Many many years ago, my mom gave him a tape recorder and tapes and he told his stories of the war into them and I’ve listened to them several times over the years beginning when I was in high school. I thought about Pappy and his stories when we watched Band of Brothers especially the snowy cold scenes. He talked of how cold they always were. They could never have enough layers on. One story they were in the fox holes and snow was falling all night. They took turns making trips into the open fields to retrieve hay off the hay bales to put in their fox holes. The next morning they could see foot prints leading to the hay bales from both sides of the field. The enemy, too been gathering hay during the night.
He told of a scouting mission he was on and his feet fell into a frozen river but he was unable to get them out because the enemy was close at hand. He suffered his whole life with feet problems but he survived. Many did not.

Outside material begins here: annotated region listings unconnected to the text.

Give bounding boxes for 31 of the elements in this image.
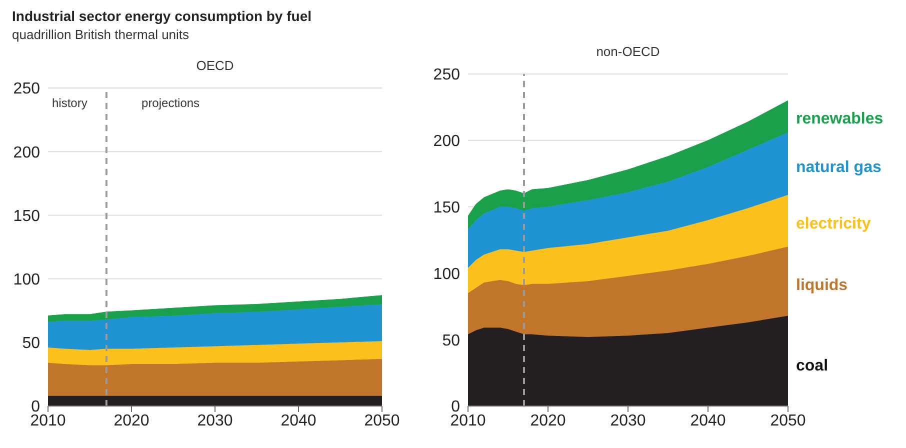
chart-subtitle: quadrillion British thermal units [12, 27, 190, 42]
y-tick-label: 250 [433, 66, 460, 84]
x-tick-label: 2030 [610, 412, 646, 430]
x-tick-label: 2040 [280, 412, 316, 430]
x-tick-label: 2050 [364, 412, 400, 430]
x-tick-label: 2020 [114, 412, 150, 430]
annotation: projections [142, 96, 200, 110]
series-label: coal [796, 358, 828, 375]
chart-title: non-OECD [595, 44, 661, 59]
y-tick-label: 200 [13, 144, 40, 162]
y-tick-label: 150 [13, 208, 40, 225]
x-tick-label: 2010 [450, 412, 486, 430]
y-tick-label: 200 [433, 133, 460, 150]
y-tick-label: 100 [13, 271, 40, 288]
text: OECD [195, 58, 235, 73]
y-tick-label: 100 [433, 266, 460, 283]
x-tick-label: 2010 [30, 412, 66, 430]
y-tick-label: 50 [442, 332, 460, 350]
y-tick-label: 250 [13, 80, 40, 98]
series-label: natural gas [796, 159, 882, 176]
series-label: electricity [796, 216, 871, 233]
y-tick-label: 150 [433, 199, 460, 216]
y-tick-label: 50 [22, 335, 40, 352]
x-tick-label: 2040 [690, 412, 726, 430]
series-label: renewables [796, 110, 884, 128]
series-label: liquids [796, 276, 848, 294]
chart-title: Industrial sector energy consumption by fuel [12, 8, 312, 24]
x-tick-label: 2020 [530, 412, 566, 430]
x-tick-label: 2030 [197, 412, 233, 430]
x-tick-label: 2050 [770, 412, 806, 430]
annotation: history [52, 96, 88, 110]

He always spoke so highly of the American Red Cross and what they did for him while he was recovering. He remembered them giving him an orange when he was leaving. It’s the little things that leave a lifetime memory.
The stories drift off into a blank tape and we never learned what happened while some of the tape tell of the celebration that lasted all night long when they heard of the end of the war.
Pappy passed away a few years back. I am thankful that I was able to thank him for his service and that my boys were able to as well. They drew him pictures to decorate his room of the American Flag and words of honor and thanks.
His family had four boys and all of them are Veterans. Three in WWII and Wesley, the youngest in the Korean War. Wesley is still alive. I wrote him today and thanked him for his service. He sent me a picture of his house with American Flags lining his sidewalk to honor today. Their generation is the greatest generation. There is no doubt.
With appreciation, I thank all Veterans for their service, today especially.